According to Chesky, “Eventually I can not join the meeting but people know what I would say.

“The moment I can not be in the room and the same action happens as if I was in the room, that’s the moment that goes from management to culture.”

What he’s describing isn’t company culture at all, it’s something far more sinister: a cult of personality. Chesky wants to live forever, and not in a heavily metaphorical way. He wants anyone working for Airbnb in the future to imagine that he’s there, giving direction from above.

It’s his vision, his company, his ideas, and his dream — every employee, from now until forever, will need to understand that.

Laughably, after making it clear that the majority of his concerns appear to revolve around his legacy and having complete freedom to do what he wants with his company, Chesky has the nerve to state that “most companies need more creativity and a little more heart and soul.”

It doesn’t seem particularly creative or soulful to dictate orders to the point that every employee imagines you’re omnipresent.

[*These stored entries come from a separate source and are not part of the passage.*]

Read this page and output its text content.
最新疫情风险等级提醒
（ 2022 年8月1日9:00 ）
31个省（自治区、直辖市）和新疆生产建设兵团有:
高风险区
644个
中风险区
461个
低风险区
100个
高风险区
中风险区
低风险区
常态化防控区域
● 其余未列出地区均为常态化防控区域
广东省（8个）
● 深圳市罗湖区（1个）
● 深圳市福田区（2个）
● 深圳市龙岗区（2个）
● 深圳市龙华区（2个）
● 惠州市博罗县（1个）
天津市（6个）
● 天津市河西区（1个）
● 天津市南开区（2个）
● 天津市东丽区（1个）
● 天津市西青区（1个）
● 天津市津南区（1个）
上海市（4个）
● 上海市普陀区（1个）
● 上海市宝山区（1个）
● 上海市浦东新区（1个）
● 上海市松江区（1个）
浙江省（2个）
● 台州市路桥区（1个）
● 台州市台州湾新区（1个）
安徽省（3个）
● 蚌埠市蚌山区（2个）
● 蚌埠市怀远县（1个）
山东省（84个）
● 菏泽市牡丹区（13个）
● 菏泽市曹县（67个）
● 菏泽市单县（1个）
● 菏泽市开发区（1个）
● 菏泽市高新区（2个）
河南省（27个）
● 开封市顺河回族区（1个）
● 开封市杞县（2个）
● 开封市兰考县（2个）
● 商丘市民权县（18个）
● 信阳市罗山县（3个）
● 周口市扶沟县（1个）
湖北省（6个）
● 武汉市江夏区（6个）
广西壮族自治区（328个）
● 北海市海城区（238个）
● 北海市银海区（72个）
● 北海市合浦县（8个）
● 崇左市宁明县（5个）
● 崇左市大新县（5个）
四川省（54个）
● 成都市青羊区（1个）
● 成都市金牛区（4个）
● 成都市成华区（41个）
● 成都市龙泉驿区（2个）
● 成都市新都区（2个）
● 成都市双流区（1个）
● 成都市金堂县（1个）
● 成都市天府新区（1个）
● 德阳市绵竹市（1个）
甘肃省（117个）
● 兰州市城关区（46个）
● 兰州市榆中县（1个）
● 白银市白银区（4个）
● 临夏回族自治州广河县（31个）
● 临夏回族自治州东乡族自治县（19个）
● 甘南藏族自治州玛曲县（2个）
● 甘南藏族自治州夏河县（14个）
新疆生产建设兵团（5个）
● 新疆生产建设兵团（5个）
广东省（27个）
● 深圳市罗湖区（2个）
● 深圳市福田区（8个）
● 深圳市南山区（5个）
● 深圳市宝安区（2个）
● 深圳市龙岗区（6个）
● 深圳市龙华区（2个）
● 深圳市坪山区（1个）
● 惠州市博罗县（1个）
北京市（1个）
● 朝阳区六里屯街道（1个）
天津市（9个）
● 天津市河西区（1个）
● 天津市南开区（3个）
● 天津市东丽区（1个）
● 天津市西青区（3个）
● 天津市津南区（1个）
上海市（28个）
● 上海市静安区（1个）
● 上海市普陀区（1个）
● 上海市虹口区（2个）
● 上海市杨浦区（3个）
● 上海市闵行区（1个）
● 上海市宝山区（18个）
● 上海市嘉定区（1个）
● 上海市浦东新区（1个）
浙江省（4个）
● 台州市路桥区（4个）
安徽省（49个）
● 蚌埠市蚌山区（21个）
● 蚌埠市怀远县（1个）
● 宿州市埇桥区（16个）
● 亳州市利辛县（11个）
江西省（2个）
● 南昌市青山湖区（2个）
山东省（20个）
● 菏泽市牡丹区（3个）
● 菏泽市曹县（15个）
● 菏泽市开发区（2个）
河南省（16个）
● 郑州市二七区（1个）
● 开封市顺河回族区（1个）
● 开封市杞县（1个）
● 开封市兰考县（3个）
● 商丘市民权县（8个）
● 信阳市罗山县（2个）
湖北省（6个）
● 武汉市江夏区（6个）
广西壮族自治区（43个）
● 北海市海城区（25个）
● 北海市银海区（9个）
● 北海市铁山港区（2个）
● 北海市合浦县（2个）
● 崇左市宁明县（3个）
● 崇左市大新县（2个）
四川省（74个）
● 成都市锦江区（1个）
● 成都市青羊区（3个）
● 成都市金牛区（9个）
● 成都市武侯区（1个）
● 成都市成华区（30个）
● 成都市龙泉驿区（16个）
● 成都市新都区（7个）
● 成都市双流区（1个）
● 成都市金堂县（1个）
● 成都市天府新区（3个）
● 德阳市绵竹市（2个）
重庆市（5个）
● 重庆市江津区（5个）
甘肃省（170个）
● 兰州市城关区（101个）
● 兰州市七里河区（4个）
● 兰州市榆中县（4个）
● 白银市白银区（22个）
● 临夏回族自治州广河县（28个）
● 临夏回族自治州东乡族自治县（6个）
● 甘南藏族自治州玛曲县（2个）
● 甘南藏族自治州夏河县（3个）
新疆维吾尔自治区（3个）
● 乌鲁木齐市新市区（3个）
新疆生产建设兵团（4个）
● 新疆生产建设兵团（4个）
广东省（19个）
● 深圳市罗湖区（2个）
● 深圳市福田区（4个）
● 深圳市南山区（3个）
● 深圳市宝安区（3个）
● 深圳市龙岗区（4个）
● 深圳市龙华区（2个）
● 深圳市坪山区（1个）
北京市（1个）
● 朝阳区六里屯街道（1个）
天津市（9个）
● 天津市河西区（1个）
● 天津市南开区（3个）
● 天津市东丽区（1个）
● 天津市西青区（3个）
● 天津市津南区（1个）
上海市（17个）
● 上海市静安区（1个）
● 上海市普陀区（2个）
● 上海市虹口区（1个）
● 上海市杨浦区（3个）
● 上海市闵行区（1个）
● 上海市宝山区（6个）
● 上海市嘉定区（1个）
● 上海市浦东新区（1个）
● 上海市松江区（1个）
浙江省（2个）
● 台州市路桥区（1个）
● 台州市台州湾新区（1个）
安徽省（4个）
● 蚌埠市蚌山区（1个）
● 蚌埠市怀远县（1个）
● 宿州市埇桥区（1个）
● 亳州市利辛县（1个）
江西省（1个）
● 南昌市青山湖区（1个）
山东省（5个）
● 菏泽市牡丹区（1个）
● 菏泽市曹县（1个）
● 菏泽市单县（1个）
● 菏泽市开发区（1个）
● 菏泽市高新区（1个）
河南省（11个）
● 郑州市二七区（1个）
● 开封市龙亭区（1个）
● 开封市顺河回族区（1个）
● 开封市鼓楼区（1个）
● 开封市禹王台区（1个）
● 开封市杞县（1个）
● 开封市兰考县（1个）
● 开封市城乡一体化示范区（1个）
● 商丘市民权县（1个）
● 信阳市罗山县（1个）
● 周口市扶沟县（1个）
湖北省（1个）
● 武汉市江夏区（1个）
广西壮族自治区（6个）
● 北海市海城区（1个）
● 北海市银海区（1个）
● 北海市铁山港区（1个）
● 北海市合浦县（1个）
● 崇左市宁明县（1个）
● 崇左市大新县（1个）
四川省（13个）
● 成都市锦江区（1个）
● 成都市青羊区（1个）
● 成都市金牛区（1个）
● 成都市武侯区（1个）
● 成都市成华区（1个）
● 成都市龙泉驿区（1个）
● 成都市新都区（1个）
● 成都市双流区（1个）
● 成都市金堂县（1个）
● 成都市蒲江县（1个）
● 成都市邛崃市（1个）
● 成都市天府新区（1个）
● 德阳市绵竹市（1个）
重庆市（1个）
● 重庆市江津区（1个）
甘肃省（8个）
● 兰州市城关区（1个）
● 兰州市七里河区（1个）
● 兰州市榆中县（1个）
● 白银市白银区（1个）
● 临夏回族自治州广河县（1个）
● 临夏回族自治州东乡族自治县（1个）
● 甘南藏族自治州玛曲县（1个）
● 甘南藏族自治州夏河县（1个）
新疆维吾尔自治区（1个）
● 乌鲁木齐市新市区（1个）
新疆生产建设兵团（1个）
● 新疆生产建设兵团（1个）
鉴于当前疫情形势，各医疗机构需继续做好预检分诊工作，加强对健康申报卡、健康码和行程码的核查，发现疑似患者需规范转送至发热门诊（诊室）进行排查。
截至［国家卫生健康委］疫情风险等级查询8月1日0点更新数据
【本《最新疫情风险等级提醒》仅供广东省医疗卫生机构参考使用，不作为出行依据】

Is Chesky out of touch? No, it’s the children who are wrong

Thinking that I’d missed some context and hopeful that someone better informed than myself could expand on the ideas put out there by Chesky, I read a blog post by famed venture capitalist (VC) and technologist Paul Graham. I was… disappointed.

While Graham doesn’t bother to expand on the Founder Mode concept any further than ‘if you aren’t a VC in Silicon Valley, you wouldn’t get it,’ he does say something else that’s quite telling.

“Usually when everyone around you disagrees with you, your default assumption should be that you’re mistaken. But this is one of the rare exceptions.”

It is jarring to see a wildly successful, prominent name in finance and tech quite literally do the Principal Skinner meme, in writing, publicly, confidently. “Am I out of touch? No, it’s the children who are wrong.”

Ultimately, founders are human and fallible and it turns out that even those of us outside of venture capital and Silicon Valley understand that. But it seems like maybe the founders in Founder Mode aren’t listening and don’t care to hear when they’re wrong.

Read more: Airbnb host adds ‘no crypto mining’ rule after tenant installs 10 rigs

One last note: Airbnb is down almost 50% from its all-time highs. How’s that for ‘Founder Mode’?